I’m ok with his interpretation, I don’t agree with it, but I understand what he means and why he believes that. For many, if the Bible says something or doesn’t say something, it is taken literally as fact.
I think that line of thinking can create problems with being so sure about things. When I think of how the bible came about, languages it went through and how we have it today, I find it difficult to accept it is word for word accurate in all things and is all literally true. Finding a scripture and saying, “Ah-ha…see that proves it” is a little shaky way to prove something, IMO.
But that doesn’t bother me…more important is the story of Cain and Abel and Adam and Eve, not whether they were quoted correctly and those quotations preserved perfectly through time.
It is easier for me to look at it all symbolically and metaphorically, and let others believe whatever story they want to believe, as long as we are all talking about the same teachings.
February 2, 2010 at 1:58 am #227059Anonymous
GuestI am firmly in the metaphor camp too.

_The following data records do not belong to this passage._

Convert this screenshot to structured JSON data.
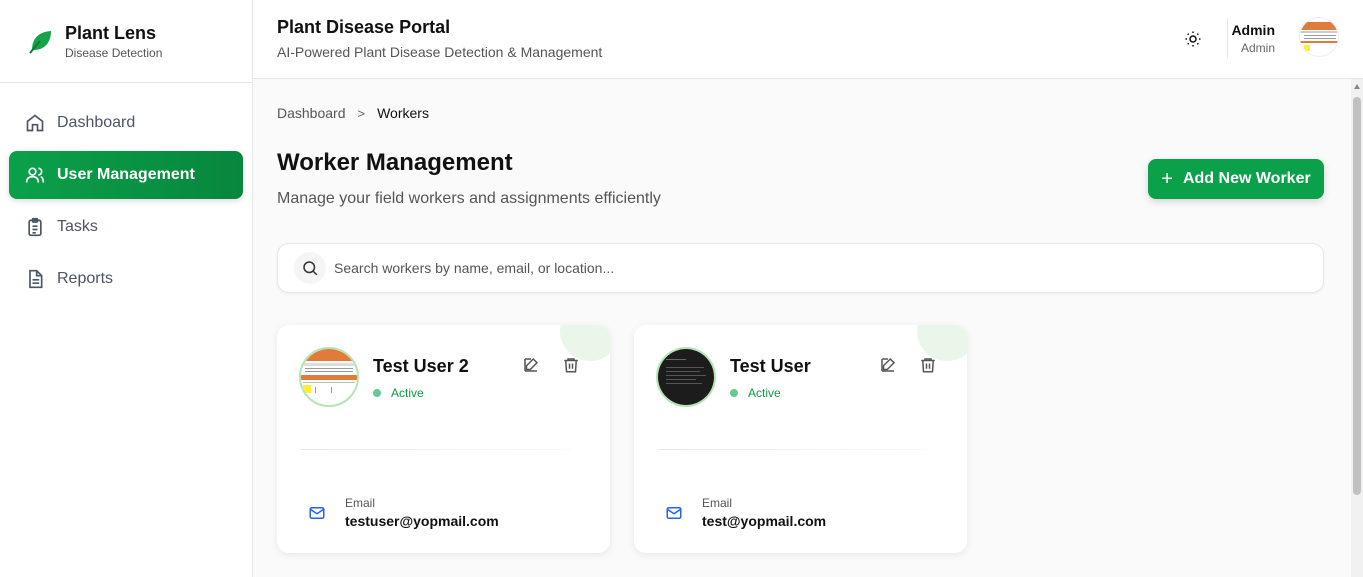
{
  "brand": {
    "title": "Plant Lens",
    "subtitle": "Disease Detection"
  },
  "sidebar": {
    "items": [
      {
        "label": "Dashboard",
        "icon": "home-icon"
      },
      {
        "label": "User Management",
        "icon": "users-icon",
        "active": true
      },
      {
        "label": "Tasks",
        "icon": "clipboard-icon"
      },
      {
        "label": "Reports",
        "icon": "file-text-icon"
      }
    ]
  },
  "header": {
    "title": "Plant Disease Portal",
    "subtitle": "AI-Powered Plant Disease Detection & Management",
    "user_name": "Admin",
    "user_role": "Admin"
  },
  "breadcrumb": {
    "root": "Dashboard",
    "separator": ">",
    "current": "Workers"
  },
  "page": {
    "title": "Worker Management",
    "subtitle": "Manage your field workers and assignments efficiently",
    "add_button": "Add New Worker"
  },
  "search": {
    "placeholder": "Search workers by name, email, or location..."
  },
  "workers": [
    {
      "name": "Test User 2",
      "status": "Active",
      "email_label": "Email",
      "email": "testuser@yopmail.com"
    },
    {
      "name": "Test User",
      "status": "Active",
      "email_label": "Email",
      "email": "test@yopmail.com"
    }
  ],
  "colors": {
    "accent": "#0aa14a",
    "status_active": "#0a9a47",
    "email_icon": "#2563eb"
  }
}
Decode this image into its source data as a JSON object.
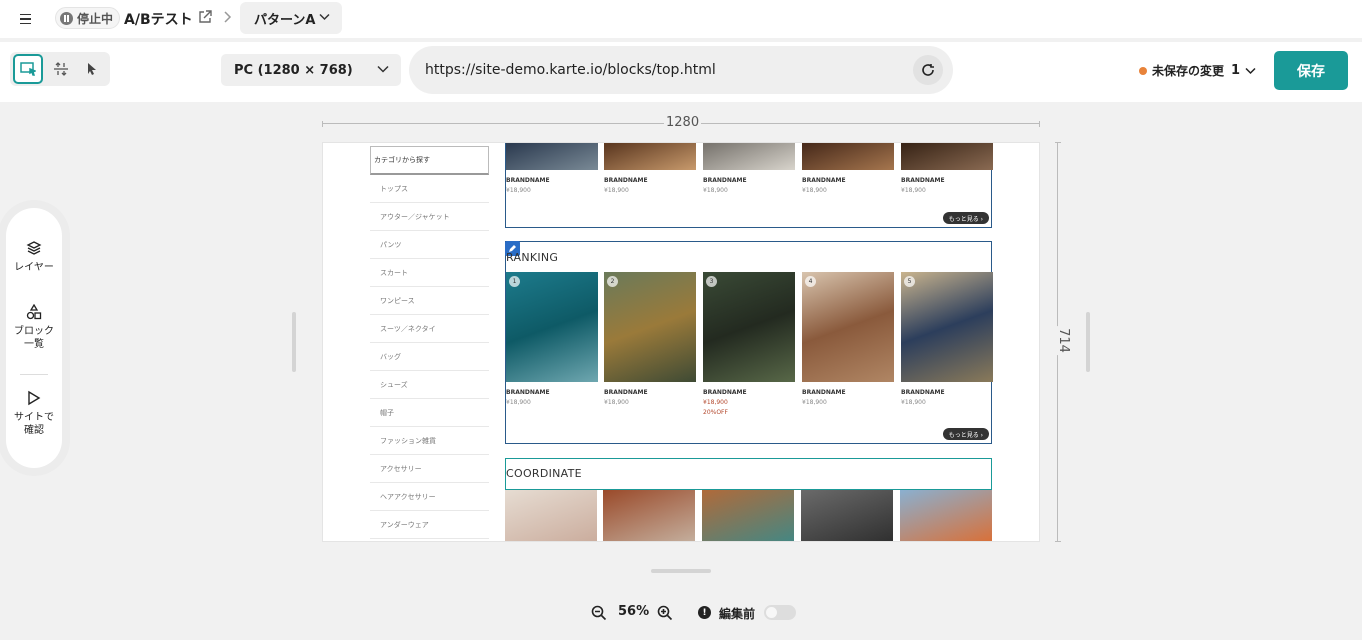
{
  "topbar": {
    "status": "停止中",
    "test_name": "A/Bテスト",
    "variant": "パターンA"
  },
  "toolbar": {
    "device": "PC (1280 × 768)",
    "url": "https://site-demo.karte.io/blocks/top.html",
    "unsaved_label": "未保存の変更",
    "unsaved_count": "1",
    "save_label": "保存"
  },
  "side_panel": {
    "layers": "レイヤー",
    "blocks_line1": "ブロック",
    "blocks_line2": "一覧",
    "preview_line1": "サイトで",
    "preview_line2": "確認"
  },
  "canvas": {
    "width_label": "1280",
    "height_label": "714"
  },
  "page": {
    "category_head": "カテゴリから探す",
    "categories": [
      "トップス",
      "アウター／ジャケット",
      "パンツ",
      "スカート",
      "ワンピース",
      "スーツ／ネクタイ",
      "バッグ",
      "シューズ",
      "帽子",
      "ファッション雑貨",
      "アクセサリー",
      "ヘアアクセサリー",
      "アンダーウェア"
    ],
    "more_label": "もっと見る ›",
    "top_products": [
      {
        "brand": "BRANDNAME",
        "price": "¥18,900"
      },
      {
        "brand": "BRANDNAME",
        "price": "¥18,900"
      },
      {
        "brand": "BRANDNAME",
        "price": "¥18,900"
      },
      {
        "brand": "BRANDNAME",
        "price": "¥18,900"
      },
      {
        "brand": "BRANDNAME",
        "price": "¥18,900"
      }
    ],
    "ranking_title": "RANKING",
    "ranking_products": [
      {
        "rank": "1",
        "brand": "BRANDNAME",
        "price": "¥18,900",
        "off": ""
      },
      {
        "rank": "2",
        "brand": "BRANDNAME",
        "price": "¥18,900",
        "off": ""
      },
      {
        "rank": "3",
        "brand": "BRANDNAME",
        "price": "¥18,900",
        "off": "20%OFF"
      },
      {
        "rank": "4",
        "brand": "BRANDNAME",
        "price": "¥18,900",
        "off": ""
      },
      {
        "rank": "5",
        "brand": "BRANDNAME",
        "price": "¥18,900",
        "off": ""
      }
    ],
    "coordinate_title": "COORDINATE"
  },
  "bottom": {
    "zoom": "56%",
    "edit_state": "編集前"
  },
  "colors": {
    "accent": "#1a9a98",
    "selected_block": "#2a5a8a",
    "unsaved_dot": "#e8833a",
    "sale": "#b3482d"
  }
}
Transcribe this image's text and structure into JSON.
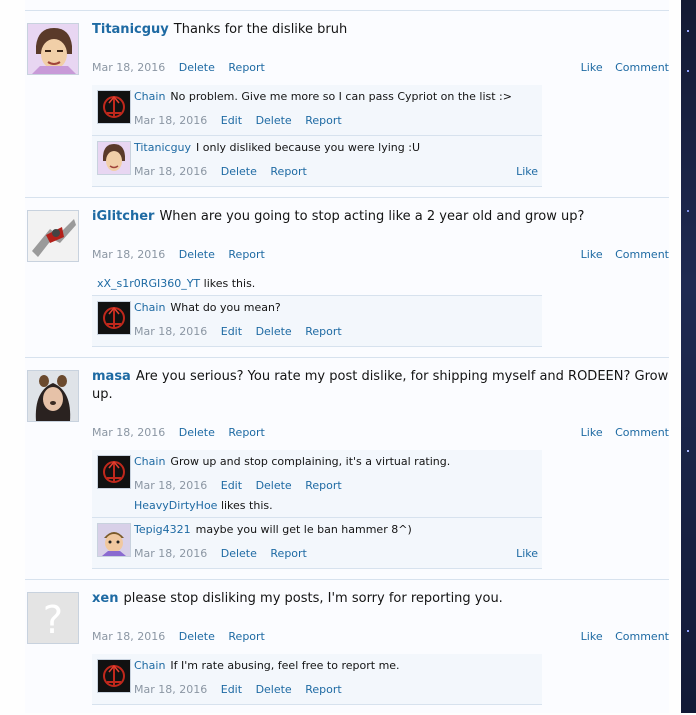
{
  "posts": [
    {
      "username": "Titanicguy",
      "message": "Thanks for the dislike bruh",
      "date": "Mar 18, 2016",
      "actions": [
        "Delete",
        "Report"
      ],
      "right_actions": [
        "Like",
        "Comment"
      ],
      "comments": [
        {
          "username": "Chain",
          "message": "No problem. Give me more so I can pass Cypriot on the list :>",
          "date": "Mar 18, 2016",
          "actions": [
            "Edit",
            "Delete",
            "Report"
          ]
        },
        {
          "username": "Titanicguy",
          "message": "I only disliked because you were lying :U",
          "date": "Mar 18, 2016",
          "actions": [
            "Delete",
            "Report"
          ],
          "right_action": "Like"
        }
      ]
    },
    {
      "username": "iGlitcher",
      "message": "When are you going to stop acting like a 2 year old and grow up?",
      "date": "Mar 18, 2016",
      "actions": [
        "Delete",
        "Report"
      ],
      "right_actions": [
        "Like",
        "Comment"
      ],
      "likes": {
        "liker": "xX_s1r0RGI360_YT",
        "suffix": " likes this."
      },
      "comments": [
        {
          "username": "Chain",
          "message": "What do you mean?",
          "date": "Mar 18, 2016",
          "actions": [
            "Edit",
            "Delete",
            "Report"
          ]
        }
      ]
    },
    {
      "username": "masa",
      "message": "Are you serious? You rate my post dislike, for shipping myself and RODEEN? Grow up.",
      "date": "Mar 18, 2016",
      "actions": [
        "Delete",
        "Report"
      ],
      "right_actions": [
        "Like",
        "Comment"
      ],
      "comments": [
        {
          "username": "Chain",
          "message": "Grow up and stop complaining, it's a virtual rating.",
          "date": "Mar 18, 2016",
          "actions": [
            "Edit",
            "Delete",
            "Report"
          ],
          "likes": {
            "liker": "HeavyDirtyHoe",
            "suffix": " likes this."
          }
        },
        {
          "username": "Tepig4321",
          "message": "maybe you will get le ban hammer 8^)",
          "date": "Mar 18, 2016",
          "actions": [
            "Delete",
            "Report"
          ],
          "right_action": "Like"
        }
      ]
    },
    {
      "username": "xen",
      "message": "please stop disliking my posts, I'm sorry for reporting you.",
      "date": "Mar 18, 2016",
      "actions": [
        "Delete",
        "Report"
      ],
      "right_actions": [
        "Like",
        "Comment"
      ],
      "comments": [
        {
          "username": "Chain",
          "message": "If I'm rate abusing, feel free to report me.",
          "date": "Mar 18, 2016",
          "actions": [
            "Edit",
            "Delete",
            "Report"
          ]
        }
      ]
    }
  ],
  "colors": {
    "link": "#1e6aa3",
    "date": "#8b96a3",
    "comment_bg": "#f3f7fc",
    "border": "#d7e2ee"
  }
}
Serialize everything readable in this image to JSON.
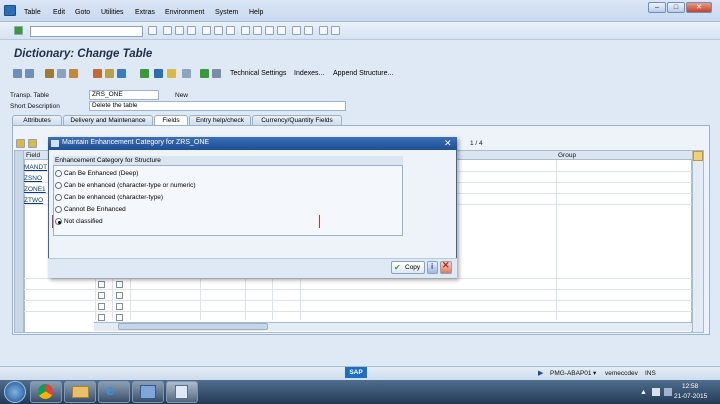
{
  "menu": {
    "items": [
      "Table",
      "Edit",
      "Goto",
      "Utilities",
      "Extras",
      "Environment",
      "System",
      "Help"
    ]
  },
  "window_controls": {
    "minimize": "–",
    "maximize": "□",
    "close": "✕"
  },
  "screen": {
    "title": "Dictionary: Change Table",
    "app_toolbar": [
      "Technical Settings",
      "Indexes...",
      "Append Structure..."
    ]
  },
  "header": {
    "table_label": "Transp. Table",
    "table_value": "ZRS_ONE",
    "status": "New",
    "desc_label": "Short Description",
    "desc_value": "Delete the table"
  },
  "tabs": [
    "Attributes",
    "Delivery and Maintenance",
    "Fields",
    "Entry help/check",
    "Currency/Quantity Fields"
  ],
  "grid": {
    "page": "1 / 4",
    "col_field": "Field",
    "col_group": "Group",
    "rows": [
      "MANDT",
      "ZSNO",
      "ZONE1",
      "ZTWO"
    ]
  },
  "dialog": {
    "title": "Maintain Enhancement Category for ZRS_ONE",
    "group_title": "Enhancement Category for Structure",
    "options": [
      "Can Be Enhanced (Deep)",
      "Can be enhanced (character-type or numeric)",
      "Can be enhanced (character-type)",
      "Cannot Be Enhanced",
      "Not classified"
    ],
    "selected_index": 4,
    "copy_label": "Copy",
    "close_label": "×"
  },
  "status": {
    "system": "PMG-ABAP01",
    "user": "vemeccdev",
    "mode": "INS"
  },
  "taskbar": {
    "time": "12:58",
    "date": "21-07-2015"
  },
  "colors": {
    "title_bar": "#1f4e94",
    "background": "#dfe9f5",
    "taskbar": "#233a55"
  }
}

I think if it ties into a literal and physical aspect, it would be human-like animals becoming sentient and “like the gods.” This could even be a story roughly describing a genetic manipulation event by highly advanced beings that imprinted a part of their nature on existing humanoids on Earth. Anyway, I see the story of Adam & Eve describing in metaphor an evolution of spiritual consciousness. I think it is a story of us as we became separate from God, and becoming conscious spiritual beings prior to our physical manifestation as humans.